In the country of 69 million people, infections peaked at more than 20,000 daily cases two months ago, and now hover below 10,000. After a vaccination campaign targeting popular destinations and big cities, about 70 per cent of the population have received two jabs in places such as Bangkok and Phuket.

But the national average for double inoculations stands at 40 per cent, prompting fears that the country could be exposed to fresh outbreaks carried by tourists.

Prayut Chan-o-cha, the prime minister, acknowledged the dangers in a speech laying out the reopening plans. “I know this decision comes with some risk, because when we open the country, there will be an increase in infections, no matter how good our intentions,” he said.

At airports, new arrivals last week were greeted by staff handling their paperwork in full hazmat outfits. Visitors from Britain will notice another big difference — mask adherence is widespread and, in many places, compulsory.

Bars remain closed and restaurants can serve alcohol only until 9pm, but those rules are expected to be eased soon — to the alarm of some public health experts.

Otherwise life is coming back to normal, with temples, palaces and stores open again.
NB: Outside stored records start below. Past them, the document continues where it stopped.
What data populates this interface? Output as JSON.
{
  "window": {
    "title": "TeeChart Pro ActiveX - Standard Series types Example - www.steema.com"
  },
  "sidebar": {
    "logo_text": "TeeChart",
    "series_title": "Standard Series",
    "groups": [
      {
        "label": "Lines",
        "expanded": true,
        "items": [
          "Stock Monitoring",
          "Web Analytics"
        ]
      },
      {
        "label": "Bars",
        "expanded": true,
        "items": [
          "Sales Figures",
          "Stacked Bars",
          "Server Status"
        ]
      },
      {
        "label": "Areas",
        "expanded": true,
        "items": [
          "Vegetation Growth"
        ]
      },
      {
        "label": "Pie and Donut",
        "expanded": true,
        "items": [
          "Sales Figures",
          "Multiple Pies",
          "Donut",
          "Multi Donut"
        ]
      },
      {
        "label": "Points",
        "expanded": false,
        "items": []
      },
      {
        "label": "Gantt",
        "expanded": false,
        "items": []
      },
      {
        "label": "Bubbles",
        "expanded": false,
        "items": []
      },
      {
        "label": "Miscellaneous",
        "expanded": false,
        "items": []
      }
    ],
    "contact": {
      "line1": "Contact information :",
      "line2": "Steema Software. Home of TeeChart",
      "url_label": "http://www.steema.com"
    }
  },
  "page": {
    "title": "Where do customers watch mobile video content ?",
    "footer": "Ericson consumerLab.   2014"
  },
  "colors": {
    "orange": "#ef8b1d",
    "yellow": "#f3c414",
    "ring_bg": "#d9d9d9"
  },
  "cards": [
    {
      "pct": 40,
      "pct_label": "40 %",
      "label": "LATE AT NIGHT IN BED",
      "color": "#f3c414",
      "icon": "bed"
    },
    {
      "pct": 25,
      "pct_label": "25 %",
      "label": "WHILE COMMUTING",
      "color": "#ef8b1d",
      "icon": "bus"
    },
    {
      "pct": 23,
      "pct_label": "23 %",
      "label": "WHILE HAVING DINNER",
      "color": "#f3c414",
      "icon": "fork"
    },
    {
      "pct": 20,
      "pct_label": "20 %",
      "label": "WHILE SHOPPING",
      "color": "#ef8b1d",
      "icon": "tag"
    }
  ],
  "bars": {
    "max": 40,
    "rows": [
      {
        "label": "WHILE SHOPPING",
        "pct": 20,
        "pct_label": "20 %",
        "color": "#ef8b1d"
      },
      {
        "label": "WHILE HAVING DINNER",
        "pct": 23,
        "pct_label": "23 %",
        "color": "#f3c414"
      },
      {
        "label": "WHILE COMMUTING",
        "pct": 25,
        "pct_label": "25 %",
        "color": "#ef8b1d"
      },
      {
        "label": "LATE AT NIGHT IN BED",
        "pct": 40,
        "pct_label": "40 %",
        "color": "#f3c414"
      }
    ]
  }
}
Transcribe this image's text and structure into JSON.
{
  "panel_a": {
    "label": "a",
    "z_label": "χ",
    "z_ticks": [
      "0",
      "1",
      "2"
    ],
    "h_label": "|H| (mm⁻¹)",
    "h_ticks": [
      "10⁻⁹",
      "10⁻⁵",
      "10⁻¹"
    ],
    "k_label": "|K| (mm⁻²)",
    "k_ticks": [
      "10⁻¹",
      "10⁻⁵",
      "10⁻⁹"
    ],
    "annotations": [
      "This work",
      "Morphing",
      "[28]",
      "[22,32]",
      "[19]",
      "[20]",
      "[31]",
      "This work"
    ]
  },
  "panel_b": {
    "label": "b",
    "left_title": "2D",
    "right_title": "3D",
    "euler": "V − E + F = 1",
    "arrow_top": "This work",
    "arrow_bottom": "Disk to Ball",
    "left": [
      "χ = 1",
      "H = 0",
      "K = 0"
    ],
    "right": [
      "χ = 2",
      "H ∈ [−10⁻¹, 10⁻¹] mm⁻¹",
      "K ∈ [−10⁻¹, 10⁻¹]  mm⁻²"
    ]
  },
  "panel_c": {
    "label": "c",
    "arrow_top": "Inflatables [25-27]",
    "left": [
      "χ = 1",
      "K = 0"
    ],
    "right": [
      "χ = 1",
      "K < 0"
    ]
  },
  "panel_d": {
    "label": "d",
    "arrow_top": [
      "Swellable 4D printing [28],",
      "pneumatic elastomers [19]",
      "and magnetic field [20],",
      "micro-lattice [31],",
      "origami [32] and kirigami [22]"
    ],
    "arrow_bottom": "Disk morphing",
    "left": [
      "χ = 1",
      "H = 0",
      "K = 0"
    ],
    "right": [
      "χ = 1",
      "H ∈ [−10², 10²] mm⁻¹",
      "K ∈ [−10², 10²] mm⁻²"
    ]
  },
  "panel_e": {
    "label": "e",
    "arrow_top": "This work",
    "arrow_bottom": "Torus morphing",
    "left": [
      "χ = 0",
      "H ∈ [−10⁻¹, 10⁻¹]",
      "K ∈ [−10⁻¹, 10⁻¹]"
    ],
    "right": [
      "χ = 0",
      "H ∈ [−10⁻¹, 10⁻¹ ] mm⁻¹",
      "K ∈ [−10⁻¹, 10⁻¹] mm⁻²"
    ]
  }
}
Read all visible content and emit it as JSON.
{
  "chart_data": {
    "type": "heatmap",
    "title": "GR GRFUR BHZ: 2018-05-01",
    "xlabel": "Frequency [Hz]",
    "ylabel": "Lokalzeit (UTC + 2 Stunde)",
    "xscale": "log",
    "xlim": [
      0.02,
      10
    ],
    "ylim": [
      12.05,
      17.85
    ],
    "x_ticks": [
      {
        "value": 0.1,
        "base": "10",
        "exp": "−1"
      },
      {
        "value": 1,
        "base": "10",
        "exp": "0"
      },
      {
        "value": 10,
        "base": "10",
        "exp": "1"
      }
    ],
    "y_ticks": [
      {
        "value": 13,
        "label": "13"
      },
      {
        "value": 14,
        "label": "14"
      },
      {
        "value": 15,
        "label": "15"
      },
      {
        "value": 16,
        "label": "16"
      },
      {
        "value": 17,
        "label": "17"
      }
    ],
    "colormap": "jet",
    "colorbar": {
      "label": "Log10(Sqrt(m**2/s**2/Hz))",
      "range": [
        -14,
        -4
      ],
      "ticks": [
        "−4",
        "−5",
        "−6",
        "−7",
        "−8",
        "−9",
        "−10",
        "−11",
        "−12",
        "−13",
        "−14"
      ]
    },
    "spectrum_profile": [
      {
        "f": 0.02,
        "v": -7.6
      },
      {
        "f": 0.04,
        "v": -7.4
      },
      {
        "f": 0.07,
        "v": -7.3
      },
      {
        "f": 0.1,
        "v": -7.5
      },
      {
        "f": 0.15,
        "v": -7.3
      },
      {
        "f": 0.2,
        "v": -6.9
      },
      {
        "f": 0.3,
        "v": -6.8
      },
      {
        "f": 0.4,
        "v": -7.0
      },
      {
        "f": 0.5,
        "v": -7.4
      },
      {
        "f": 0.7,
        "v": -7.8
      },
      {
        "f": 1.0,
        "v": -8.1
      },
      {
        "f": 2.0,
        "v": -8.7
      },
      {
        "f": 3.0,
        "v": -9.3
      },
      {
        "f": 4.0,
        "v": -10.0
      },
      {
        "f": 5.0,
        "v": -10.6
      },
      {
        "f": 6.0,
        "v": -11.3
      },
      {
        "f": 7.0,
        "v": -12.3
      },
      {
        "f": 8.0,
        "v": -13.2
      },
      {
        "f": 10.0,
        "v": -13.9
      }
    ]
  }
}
Russell Crowe, the Australian actor, entered the country via the Phuket Sandbox scheme in September to film a movie. He subsequently posted a series of messages from his Twitter account, which has 2.7 million followers, detailing his travels.

“It’s a beautiful, interesting, exciting place,” he wrote after the November 1 reopening was announced. “The people are warm and welcoming. If you have been locked down, isolated, quarantined, etc, travel is back.”